Limbrel is unique because its flavonoid ingredients work across both LOX and COX enzymatic pathways. A balance of COX-1 & COX-2 AA metabolism plus a unique Dual Inhibition mechanism of action reduces the possibility of severe side effects while providing effectiveness to the patient in the dietary management of the metabolic aspects of osteoarthritis.
Oxidative Activity
Oxidative activity determines the body’s ability to absorb reactive oxygen species (ROS) (also called oxygen free radicals or oxidative products) that are generated by a variety of endogenous and exogenous processes. Production of ROS generally is the result of tissue damage, or directly causes tissue damage, associated with osteoarthritis (30). While epidemiological studies are complex and probably require further validated method development, experts do agree that ROS play a key role in the degradation of cartilage, a key factor in the etiology of osteoarthritis (31-32). In osteoarthritis patients, F2-isoprostanes, 4-hydroxynonenal, and malondialdehyde, products of ROS AA oxidation which directly degrade cartilage, are elevated in synovial fluid and serum (31). Elderly and aging populations, because of reduced nutritional intake, and lowered ability to ingest, adsorb, and digest foods, generally take in reduced levels of antioxidants (33). Poor intake of antioxidants in conjunction with oxidative stress has been associated with chronic disease states in the elderly (34). Conversely, intake of antioxidants has been shown to improve osteoarthritis symptoms (35). Therefore, poor oxidative status and intake of antioxidants has a direct impact on cartilage health and integrity (36).

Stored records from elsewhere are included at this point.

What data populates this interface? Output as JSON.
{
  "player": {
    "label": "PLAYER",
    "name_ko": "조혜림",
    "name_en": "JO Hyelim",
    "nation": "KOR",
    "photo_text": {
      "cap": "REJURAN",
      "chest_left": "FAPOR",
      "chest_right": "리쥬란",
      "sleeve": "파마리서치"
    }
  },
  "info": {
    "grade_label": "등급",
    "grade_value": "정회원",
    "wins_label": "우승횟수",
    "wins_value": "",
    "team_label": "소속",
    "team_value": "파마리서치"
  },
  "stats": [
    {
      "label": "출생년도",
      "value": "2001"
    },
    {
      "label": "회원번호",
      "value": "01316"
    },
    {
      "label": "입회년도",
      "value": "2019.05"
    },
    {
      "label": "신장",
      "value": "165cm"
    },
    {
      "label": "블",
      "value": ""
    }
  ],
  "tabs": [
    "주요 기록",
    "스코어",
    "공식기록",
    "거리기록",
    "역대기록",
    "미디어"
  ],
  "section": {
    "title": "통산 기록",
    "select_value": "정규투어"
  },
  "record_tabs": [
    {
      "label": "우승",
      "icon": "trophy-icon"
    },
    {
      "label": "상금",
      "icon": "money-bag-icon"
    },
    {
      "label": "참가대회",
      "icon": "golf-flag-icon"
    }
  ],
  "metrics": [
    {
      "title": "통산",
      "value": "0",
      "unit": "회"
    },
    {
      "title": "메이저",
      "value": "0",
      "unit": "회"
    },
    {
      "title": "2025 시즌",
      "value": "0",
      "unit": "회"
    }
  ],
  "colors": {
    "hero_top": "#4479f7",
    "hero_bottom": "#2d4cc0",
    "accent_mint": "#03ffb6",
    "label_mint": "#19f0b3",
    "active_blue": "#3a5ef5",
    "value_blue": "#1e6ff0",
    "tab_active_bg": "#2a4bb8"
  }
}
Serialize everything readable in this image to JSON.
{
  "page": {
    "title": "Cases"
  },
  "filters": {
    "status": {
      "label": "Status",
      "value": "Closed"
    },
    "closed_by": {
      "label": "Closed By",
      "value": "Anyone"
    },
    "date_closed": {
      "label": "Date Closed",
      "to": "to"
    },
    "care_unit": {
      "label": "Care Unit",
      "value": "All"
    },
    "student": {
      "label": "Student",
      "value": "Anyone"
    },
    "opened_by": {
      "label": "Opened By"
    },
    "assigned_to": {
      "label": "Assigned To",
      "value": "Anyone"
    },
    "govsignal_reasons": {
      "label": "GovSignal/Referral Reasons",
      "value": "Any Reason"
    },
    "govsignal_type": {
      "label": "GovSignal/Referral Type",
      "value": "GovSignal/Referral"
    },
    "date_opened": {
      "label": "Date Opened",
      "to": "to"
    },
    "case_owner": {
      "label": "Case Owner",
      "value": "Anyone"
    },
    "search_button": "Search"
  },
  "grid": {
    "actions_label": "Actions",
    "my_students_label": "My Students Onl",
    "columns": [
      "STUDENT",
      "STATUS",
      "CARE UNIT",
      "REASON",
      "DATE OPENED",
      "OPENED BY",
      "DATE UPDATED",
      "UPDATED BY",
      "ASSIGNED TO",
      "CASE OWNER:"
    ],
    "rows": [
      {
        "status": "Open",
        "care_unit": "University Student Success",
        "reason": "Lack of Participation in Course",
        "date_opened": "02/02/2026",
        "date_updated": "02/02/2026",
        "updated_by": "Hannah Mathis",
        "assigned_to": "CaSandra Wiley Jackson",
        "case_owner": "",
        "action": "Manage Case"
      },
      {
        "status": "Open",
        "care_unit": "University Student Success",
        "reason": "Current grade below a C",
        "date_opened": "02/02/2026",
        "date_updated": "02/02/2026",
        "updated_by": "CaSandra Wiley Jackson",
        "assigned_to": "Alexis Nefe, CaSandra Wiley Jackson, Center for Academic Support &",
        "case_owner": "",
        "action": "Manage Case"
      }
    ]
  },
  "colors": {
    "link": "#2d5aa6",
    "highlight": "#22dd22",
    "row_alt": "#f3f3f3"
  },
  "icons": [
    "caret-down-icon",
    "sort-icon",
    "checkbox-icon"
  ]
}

Some antioxidants, such as Lipoic acid and Coenzyme Q-10 are endogenously produced. Other antioxidants, such as Vitamins C and E, must be obtained from our diet. Good sources of Vitamin C include citrus fruits and juices, green peppers, spinach, broccoli and strawberries. Good sources of Vitamin E include nuts, whole grains, green vegetables and fish oils. Both Vitamins C and E have been shown to reduce oxidative load which may be beneficial in preventing osteoarthritis (37). Flavonoids are naturally occurring phytochemical antioxidants that “soak up” free radicals and convert them into harmless molecules which cannot destroy tissue (38).
ROS generated by WBC influx into the joint cause increased production of the transcription factor NFκB at the cellular level which induces the production of pro-inflammatory cytokines such as TNFα which in turn induces IL-6 (39). TNFα, along with IL-1β and IL-6, are the initial signals that induce further expression of 5-LOX and COX-2 in osteoarthritis (36).
Limbrel has an antioxidant ORAC (Oxygen Radical Absorbency Capacity) score that is higher than Vitamin C (5517 vs. 5000 μmole TE/g) (40). By reducing these key cytokines on a cellular level, via this antioxidant mechanism, Limbrel manages the production of excess inflammatory metabolites which contribute to osteoarthritis. Therefore, Limbrel’s antioxidant capacity may reduce oxidative stress and minimize further cartilage damage caused over time by ROS produced by the action of WBCs or environmental influences.